AI agents call radarr_clear_queue to permanently remove resources in Homelab — typically in cleanup and lifecycle workflows. It does its job in a single call, and there is no undo.
This tool irreversibly removes all items from the download queue and cancels the associated SABnzbd downloads. There is no undo; all queued work is permanently discarded. The bulk nature ('all items') amplifies the blast radius significantly.
From the tool's definition 'Remove all items from the Radarr download queue and cancel them in SABnzbd' — bulk removal and cancellation of all queued downloads, which is irreversible
Risk signalsBulk/mass operation — affects multiple targets
Attacks that exploit this kind of access
Remove all items from the Radarr download queue and cancel them in SABnzbd. It is categorised as a Destructive tool in the Homelab MCP Server, which means it can permanently delete or destroy data. Block by default and require explicit approval.

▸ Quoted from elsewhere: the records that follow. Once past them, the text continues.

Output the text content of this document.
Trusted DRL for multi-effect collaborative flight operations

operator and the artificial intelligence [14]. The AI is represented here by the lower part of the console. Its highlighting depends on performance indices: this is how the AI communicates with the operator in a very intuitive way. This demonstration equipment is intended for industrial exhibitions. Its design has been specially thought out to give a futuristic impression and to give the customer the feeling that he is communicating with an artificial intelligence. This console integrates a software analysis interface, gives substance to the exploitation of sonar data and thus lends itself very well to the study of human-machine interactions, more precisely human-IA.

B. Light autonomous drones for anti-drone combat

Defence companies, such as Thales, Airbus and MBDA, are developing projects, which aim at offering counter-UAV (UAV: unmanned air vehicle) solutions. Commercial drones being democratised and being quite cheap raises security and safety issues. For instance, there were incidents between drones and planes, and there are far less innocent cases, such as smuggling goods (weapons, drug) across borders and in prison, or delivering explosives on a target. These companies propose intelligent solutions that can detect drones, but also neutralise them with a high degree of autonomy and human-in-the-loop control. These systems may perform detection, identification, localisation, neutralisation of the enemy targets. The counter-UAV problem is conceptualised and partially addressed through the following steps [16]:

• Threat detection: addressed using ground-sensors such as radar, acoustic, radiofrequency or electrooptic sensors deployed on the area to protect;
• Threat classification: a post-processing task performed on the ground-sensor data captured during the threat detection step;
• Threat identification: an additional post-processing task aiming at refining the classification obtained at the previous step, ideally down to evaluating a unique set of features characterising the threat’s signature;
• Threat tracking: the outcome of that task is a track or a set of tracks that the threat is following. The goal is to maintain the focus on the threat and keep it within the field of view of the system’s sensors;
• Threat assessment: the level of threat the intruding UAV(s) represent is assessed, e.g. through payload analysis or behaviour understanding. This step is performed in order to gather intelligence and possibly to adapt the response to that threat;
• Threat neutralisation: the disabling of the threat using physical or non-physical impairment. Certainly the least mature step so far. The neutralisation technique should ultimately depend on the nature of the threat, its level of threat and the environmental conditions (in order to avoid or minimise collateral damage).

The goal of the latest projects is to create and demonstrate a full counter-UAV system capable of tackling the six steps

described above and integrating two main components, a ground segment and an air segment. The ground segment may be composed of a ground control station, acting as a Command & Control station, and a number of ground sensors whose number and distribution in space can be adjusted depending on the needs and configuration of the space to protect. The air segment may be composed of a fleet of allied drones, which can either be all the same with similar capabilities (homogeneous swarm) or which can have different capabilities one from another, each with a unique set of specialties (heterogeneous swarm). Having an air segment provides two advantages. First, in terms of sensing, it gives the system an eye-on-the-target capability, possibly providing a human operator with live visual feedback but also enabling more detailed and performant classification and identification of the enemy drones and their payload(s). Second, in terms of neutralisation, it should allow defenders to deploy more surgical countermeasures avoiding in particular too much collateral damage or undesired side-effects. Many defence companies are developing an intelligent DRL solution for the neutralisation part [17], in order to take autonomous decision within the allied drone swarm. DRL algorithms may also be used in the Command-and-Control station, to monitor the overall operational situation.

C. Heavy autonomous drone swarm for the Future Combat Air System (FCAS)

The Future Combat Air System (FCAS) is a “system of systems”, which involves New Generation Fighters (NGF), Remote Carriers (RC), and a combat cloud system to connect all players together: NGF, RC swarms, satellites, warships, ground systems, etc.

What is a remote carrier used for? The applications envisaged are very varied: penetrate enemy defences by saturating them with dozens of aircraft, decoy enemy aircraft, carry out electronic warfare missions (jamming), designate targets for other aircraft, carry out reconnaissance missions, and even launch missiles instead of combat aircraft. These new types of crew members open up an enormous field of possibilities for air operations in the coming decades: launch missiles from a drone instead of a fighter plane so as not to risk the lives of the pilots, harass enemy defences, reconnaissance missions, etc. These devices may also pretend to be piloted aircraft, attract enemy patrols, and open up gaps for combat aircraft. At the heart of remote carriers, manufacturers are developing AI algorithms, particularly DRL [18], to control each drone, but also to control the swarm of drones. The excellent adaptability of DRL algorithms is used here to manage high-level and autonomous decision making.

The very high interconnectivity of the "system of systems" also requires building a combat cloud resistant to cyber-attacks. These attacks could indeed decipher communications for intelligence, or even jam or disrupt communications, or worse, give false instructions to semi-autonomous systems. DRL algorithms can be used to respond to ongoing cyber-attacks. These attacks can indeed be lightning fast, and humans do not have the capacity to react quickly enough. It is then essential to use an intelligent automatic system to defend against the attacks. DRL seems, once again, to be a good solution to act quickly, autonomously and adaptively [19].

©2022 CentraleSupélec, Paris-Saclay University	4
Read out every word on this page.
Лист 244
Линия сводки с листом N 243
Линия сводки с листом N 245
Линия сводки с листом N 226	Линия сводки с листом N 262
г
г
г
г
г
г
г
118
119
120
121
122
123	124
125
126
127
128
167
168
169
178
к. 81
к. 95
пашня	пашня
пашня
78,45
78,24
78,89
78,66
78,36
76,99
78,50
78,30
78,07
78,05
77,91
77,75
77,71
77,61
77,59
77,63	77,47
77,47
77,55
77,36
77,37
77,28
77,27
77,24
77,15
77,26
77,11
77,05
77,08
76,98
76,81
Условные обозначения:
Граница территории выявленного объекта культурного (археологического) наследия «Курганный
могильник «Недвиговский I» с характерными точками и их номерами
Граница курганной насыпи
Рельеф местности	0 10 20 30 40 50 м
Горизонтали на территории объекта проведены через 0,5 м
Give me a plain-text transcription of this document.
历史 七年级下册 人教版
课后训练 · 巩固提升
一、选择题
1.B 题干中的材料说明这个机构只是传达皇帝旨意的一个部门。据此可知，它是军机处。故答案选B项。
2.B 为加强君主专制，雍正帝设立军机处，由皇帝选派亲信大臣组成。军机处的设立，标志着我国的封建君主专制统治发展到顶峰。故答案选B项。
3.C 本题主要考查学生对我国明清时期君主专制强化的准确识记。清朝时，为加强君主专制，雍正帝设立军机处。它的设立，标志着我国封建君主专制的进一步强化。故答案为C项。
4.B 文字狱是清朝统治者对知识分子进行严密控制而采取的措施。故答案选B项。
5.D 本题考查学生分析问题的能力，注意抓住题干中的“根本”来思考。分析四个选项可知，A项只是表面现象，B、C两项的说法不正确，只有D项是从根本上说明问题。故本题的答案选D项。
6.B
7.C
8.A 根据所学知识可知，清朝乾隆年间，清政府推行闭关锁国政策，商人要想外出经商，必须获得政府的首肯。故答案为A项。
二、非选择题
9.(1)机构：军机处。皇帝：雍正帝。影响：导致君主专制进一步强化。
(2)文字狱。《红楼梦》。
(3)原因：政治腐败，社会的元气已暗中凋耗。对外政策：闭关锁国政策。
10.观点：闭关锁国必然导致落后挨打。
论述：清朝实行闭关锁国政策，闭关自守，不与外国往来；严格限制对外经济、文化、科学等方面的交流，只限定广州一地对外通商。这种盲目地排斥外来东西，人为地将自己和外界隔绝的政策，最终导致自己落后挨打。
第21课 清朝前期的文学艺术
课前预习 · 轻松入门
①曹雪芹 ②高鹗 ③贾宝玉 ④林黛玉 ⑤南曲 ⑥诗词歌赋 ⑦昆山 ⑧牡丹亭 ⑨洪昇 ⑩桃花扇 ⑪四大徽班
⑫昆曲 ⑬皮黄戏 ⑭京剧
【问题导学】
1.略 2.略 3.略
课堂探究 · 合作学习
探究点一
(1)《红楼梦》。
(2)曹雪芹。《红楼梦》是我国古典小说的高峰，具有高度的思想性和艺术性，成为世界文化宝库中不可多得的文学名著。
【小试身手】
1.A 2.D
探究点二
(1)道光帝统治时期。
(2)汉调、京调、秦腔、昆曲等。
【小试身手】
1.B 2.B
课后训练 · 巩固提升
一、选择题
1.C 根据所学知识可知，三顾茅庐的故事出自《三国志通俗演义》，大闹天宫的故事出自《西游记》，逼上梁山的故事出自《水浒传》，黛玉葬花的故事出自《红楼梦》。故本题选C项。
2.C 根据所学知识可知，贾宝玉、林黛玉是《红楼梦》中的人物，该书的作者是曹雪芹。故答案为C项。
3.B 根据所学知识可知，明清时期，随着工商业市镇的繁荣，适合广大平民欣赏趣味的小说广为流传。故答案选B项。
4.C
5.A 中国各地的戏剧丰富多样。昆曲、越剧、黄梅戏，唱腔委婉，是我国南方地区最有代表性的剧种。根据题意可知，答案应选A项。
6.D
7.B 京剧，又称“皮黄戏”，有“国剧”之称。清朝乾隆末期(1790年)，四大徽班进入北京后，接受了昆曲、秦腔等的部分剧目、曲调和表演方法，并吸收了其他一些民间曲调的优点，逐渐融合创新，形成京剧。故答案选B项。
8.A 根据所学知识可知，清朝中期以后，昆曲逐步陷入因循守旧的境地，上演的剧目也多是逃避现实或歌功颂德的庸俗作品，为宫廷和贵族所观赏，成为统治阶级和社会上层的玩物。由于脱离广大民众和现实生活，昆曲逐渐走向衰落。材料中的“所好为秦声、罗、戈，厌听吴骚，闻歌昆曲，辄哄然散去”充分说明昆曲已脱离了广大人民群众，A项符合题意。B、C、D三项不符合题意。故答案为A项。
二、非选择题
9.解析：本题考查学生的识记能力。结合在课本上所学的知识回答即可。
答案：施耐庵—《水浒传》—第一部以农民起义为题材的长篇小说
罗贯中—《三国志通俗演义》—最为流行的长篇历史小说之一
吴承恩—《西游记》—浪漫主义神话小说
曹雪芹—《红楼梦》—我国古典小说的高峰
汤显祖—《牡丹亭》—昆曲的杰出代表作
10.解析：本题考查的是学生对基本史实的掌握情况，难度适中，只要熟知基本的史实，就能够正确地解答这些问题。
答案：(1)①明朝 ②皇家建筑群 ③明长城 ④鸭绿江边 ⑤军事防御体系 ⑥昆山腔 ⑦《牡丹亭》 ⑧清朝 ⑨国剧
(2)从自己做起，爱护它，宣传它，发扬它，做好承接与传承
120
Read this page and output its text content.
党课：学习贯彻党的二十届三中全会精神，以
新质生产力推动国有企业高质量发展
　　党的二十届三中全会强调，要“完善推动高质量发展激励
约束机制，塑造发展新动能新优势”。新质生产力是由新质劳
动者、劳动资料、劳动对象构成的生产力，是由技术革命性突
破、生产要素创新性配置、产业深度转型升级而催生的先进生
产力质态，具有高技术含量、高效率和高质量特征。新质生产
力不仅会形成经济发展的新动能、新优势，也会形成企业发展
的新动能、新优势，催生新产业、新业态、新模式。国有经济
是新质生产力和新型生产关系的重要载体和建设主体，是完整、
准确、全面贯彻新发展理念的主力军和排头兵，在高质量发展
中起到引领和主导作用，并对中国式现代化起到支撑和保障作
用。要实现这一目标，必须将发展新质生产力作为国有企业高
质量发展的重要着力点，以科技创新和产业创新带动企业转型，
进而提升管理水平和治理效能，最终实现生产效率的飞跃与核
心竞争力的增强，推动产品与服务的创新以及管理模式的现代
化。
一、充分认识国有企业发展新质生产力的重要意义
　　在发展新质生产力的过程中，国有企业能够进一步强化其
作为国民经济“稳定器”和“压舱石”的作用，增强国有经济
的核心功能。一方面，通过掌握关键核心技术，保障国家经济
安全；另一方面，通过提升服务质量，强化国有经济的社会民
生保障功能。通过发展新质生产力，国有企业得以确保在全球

Register the Homelab MCP server in PolicyLayer and add a rule for radarr_clear_queue: allow, deny, rate-limit, or require approval. Point your MCP client at the PolicyLayer proxy URL and the rule is enforced on every call, before it reaches Homelab. Nothing to install.
radarr_clear_queue is a Destructive tool with critical risk. Critical-risk tools should be blocked by default and only enabled with explicit human approval.
Yes. Add a rate_limit block to the radarr_clear_queue rule in your PolicyLayer policy. For example, setting max: 10 and window: 60 limits the tool to 10 calls per minute. Rate limits are tracked per agent session and reset automatically.
Set action: deny in the PolicyLayer policy for radarr_clear_queue. The AI agent will receive a policy violation error and cannot call the tool. You can also include a reason field to explain why the tool is blocked.
radarr_clear_queue is provided by the Homelab MCP server (nainounen/homelab-mcp). PolicyLayer sits as a proxy in front of this server to enforce policies before tool calls reach the server.
Every MCP server has a record like this.
Type a name, get the same breakdown: verified identity, auth posture, risk grade, capabilities, recommended policy.